Habida cuenta de la tortura interior que Lorre venía padeciendo desde que intentó exorcizarla con los psicodramas interpretados en los escenarios de Berlín y Zúrich, huelga decir que el Raskolnikov que incorporó en la versión de Crimen y castigo que Josef von Sternberg estrenó en el 35 consta en los anales. Tras una nueva colaboración con Hitchcock en El agente secreto (1936), donde recreó al mas socarrón de sus malotes, un general mejicano, llegó Mr Moto. Fue aquel un detective japonés de la Fox, que, junto al Charlie Chan, su homólogo chino, constituyó una pareja de investigadores orientales, cada uno con su propia saga, dentro del estudio. En su momento, la cosa debió de funcionar, dado que Lorre —quien probablemente aceptó el papel para marcar un mínimo de distancias con sus tradicionales malotes— permaneció un lustro atado a Mr Moto. Otra cosa es el sedimento que un personaje nipón debió de dejar en el subconsciente colectivo, esa misma entelequia en la que obraba el intérprete de su creación de M, en los años anteriores al ataque de Pearl Harbor.
"Ya en los años 50, con su carrera afectada por su toxicomanía tanto como por su cara de malo, Peter Lorre se parodió a sí mismo allí donde hizo falta"
En los cuarenta, mientras los nazis utilizaban su rostro para denunciar la pretendida maldad de los judíos en sus carteles antisemitas y la morfina iba dando a su voz —ronca desde siempre— un tono más grave delante de la cámara, Lorre daba vida a sus grandes villanos del cine negro clásico. A menudo en la linde de la pantalla de miedo, aquellos fueron títulos como El extraño del tercer piso (Boris Ingster, 1940), The Face Behind the Mask (Robert Florey, 1941) o La máscara de Dimitrios (Jean Negulesco, 1944).
Con todo, fue Arsénico por compasión (1943), la inolvidable comedia negra de Frank Capra —en la que Lorre recreaba al cirujano que se mueve junto a Jonathan Brewster (Raymond Massey) para hacerle la cara nueva siempre que la actividad criminal de su único paciente lo requiere—, la cinta que habría de anunciar esa parodia de sus grandes villanos y perversos que tan a menudo habría de interpretar Peter Lorre en la siguiente década. La bestia con cinco dedos (Robert Florey, 1946) fue su última gran película.

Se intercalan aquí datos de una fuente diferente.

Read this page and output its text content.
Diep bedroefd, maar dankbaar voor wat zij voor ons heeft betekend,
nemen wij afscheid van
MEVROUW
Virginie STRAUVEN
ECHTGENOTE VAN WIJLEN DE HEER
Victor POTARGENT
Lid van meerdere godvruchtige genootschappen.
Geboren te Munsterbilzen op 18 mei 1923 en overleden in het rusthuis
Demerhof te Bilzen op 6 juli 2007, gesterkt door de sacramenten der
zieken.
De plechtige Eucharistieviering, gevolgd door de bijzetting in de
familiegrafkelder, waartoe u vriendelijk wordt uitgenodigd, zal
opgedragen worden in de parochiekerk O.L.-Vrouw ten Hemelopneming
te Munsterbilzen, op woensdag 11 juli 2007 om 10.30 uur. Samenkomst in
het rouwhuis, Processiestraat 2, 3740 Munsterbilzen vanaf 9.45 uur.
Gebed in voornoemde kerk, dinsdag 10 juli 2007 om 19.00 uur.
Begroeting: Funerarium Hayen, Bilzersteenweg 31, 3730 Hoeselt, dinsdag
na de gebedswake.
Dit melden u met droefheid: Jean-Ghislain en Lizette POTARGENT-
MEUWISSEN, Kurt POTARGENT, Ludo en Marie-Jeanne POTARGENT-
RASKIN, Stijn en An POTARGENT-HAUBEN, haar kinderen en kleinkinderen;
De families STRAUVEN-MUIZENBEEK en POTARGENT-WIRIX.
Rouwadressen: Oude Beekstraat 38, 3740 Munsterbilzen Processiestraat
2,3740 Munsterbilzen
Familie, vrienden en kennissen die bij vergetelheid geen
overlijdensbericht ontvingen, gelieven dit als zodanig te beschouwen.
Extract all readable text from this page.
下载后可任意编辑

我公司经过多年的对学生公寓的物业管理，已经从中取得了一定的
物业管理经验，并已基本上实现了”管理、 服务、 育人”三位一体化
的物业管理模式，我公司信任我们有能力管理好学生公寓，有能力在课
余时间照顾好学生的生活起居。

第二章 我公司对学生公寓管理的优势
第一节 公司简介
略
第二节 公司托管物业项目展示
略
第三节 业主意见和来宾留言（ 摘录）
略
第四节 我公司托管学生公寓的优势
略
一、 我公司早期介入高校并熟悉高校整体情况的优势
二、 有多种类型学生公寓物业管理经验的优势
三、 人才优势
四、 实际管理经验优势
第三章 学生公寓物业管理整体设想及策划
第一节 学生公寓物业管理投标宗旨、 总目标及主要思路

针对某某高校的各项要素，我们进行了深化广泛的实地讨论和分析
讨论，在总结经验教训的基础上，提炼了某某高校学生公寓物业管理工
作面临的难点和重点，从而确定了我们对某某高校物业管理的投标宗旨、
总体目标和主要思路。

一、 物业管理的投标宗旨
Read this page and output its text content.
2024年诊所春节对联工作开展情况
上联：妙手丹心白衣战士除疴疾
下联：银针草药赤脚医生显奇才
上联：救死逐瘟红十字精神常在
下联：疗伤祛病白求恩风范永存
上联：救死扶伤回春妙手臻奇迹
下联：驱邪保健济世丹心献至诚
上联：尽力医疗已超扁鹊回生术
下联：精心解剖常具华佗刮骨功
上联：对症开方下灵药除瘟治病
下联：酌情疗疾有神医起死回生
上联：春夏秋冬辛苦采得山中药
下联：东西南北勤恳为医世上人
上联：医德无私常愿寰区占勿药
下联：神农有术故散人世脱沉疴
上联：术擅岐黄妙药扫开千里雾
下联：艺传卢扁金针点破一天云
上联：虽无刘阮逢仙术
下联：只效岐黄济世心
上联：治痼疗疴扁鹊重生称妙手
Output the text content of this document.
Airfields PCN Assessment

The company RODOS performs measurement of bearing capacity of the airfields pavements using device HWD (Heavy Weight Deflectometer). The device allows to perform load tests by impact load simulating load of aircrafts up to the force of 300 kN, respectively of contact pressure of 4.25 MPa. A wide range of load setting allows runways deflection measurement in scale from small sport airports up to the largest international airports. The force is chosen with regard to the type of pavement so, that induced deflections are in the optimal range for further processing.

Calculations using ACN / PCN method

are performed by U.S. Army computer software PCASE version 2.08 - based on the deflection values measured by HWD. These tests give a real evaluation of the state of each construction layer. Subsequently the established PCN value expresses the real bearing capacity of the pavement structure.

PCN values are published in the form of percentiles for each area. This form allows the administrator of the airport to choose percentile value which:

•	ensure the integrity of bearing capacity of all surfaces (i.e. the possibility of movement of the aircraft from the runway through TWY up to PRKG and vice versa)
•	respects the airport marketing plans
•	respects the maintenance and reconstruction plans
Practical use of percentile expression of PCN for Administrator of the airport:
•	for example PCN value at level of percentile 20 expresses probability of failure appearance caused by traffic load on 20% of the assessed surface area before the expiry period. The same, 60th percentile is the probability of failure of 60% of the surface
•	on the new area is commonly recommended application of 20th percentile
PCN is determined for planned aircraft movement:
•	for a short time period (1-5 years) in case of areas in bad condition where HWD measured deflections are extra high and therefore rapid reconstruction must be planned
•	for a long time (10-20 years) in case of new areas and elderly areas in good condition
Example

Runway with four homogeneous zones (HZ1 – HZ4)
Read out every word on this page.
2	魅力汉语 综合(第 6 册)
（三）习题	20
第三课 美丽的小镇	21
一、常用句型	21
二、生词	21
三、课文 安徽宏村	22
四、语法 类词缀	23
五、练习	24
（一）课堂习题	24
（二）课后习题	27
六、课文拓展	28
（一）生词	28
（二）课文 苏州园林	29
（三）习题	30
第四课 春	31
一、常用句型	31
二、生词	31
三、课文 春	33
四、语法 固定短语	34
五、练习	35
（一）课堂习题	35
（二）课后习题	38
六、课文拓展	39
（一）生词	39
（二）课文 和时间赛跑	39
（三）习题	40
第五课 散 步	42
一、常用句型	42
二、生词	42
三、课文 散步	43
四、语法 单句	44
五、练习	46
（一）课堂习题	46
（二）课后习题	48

Ya en los años 50, con su carrera afectada por su toxicomanía tanto como por su cara de malo, Peter Lorre se parodió a sí mismo allí donde hizo falta. A veces le llamaban para figuraciones estelares en títulos en los que no aparecía acreditado. De su final cabe destacar sus trabajos para los grandes de la serie B.
Con Corman lo hizo en Historias de terror (1962) y El cuervo (1963), con Jacques Tourneur en La comedia de los terrores (1963).
Peter Lorre regresó a Alemania para dirigir El hombre perdido (1951). Gustó a la crítica, pero en la taquilla fue un completo fracaso. Murió súbitamente, de un golpe que se dio al caer desvanecido el día en que su tercera esposa le había citado para divorciarse.